The data I looked at was kindly provided by Opta and comprises all games from 2010/11 to 2013/14 in the top divisions of England, Spain, Italy, France and Germany. For every goal I derived the possession chain and grouped identical chains. It turns out that the 50 most common goals look like this:
[Yep, that's a screenshot.]
As you can see, by far the most common goal is scored with the team's first touch in the chain. I think this is partly a testament to the randomness of the game itself, but also to the strictness of the definition of the chain: if a defender manages to get a touch just before an intricate move is about to be crowned with a goal, none of the move will count in the chain. A penalty and a header from a corner complete the top 3.
Another summary of the results is provided in the figure below. Apologies for the terse, but hopefully still unambiguous codes for individual events. Note that listed event can occur anywhere in the chain for the goal to be counted, so for example the "head" bar comprises not only the headed goals, but also any goals where there was a headed pass in the move.
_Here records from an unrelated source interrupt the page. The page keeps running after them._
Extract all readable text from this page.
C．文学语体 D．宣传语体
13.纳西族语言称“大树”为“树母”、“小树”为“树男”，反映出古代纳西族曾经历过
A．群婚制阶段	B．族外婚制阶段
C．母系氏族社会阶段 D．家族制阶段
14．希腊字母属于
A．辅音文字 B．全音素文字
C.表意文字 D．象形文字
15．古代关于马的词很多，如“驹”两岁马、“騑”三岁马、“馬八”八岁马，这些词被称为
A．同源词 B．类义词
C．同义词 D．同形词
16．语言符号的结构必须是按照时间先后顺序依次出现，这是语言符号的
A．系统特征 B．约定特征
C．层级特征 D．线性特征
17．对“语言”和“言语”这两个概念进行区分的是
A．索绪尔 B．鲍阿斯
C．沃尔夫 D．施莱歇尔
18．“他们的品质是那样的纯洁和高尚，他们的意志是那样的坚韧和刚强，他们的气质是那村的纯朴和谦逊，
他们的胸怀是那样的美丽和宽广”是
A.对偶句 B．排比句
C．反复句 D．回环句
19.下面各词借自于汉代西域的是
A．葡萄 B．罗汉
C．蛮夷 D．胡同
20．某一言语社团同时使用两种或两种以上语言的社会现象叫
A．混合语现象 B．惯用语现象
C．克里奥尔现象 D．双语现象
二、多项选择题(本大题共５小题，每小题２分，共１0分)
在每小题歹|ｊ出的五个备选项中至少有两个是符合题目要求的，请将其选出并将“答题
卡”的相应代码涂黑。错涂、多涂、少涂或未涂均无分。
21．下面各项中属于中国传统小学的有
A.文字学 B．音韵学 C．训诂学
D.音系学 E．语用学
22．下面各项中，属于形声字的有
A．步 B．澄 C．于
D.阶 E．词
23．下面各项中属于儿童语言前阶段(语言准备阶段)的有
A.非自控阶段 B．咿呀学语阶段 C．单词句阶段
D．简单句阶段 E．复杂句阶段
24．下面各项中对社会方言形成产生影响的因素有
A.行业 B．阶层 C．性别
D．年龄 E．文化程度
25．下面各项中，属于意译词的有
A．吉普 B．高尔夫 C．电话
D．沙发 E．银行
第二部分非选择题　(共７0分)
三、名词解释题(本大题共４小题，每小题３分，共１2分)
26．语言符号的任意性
It turns out that only 64.5% of goals have a completed pass in the buildup (again, under my restrictive definition of buildup). I was delighted to discover that this agrees nicely with the classic analysis of Reep and Benjamin ("Skill and Chance in Association Football" J. R. Stat. Soc. 134(4):623-9, 1968, cited here after The Numbers Game), whose number is 60.6%. A quarter of goals involve a cross (but not necessarily as an assist), and about 1 in 19 see a shot saved before the ball goes into the net. Own goals are 3% of the total.
Finally, for the theory minded, here is the distribution of frequencies of individual chains on a log-log scale. It's tempting to drop some names here (cough Zipf cough), but in truth so many things look linear-ish on a log-log plot that it's best not to. Perhaps if and when the definition of the chain is made more robust, the distribution plot will be more interesting.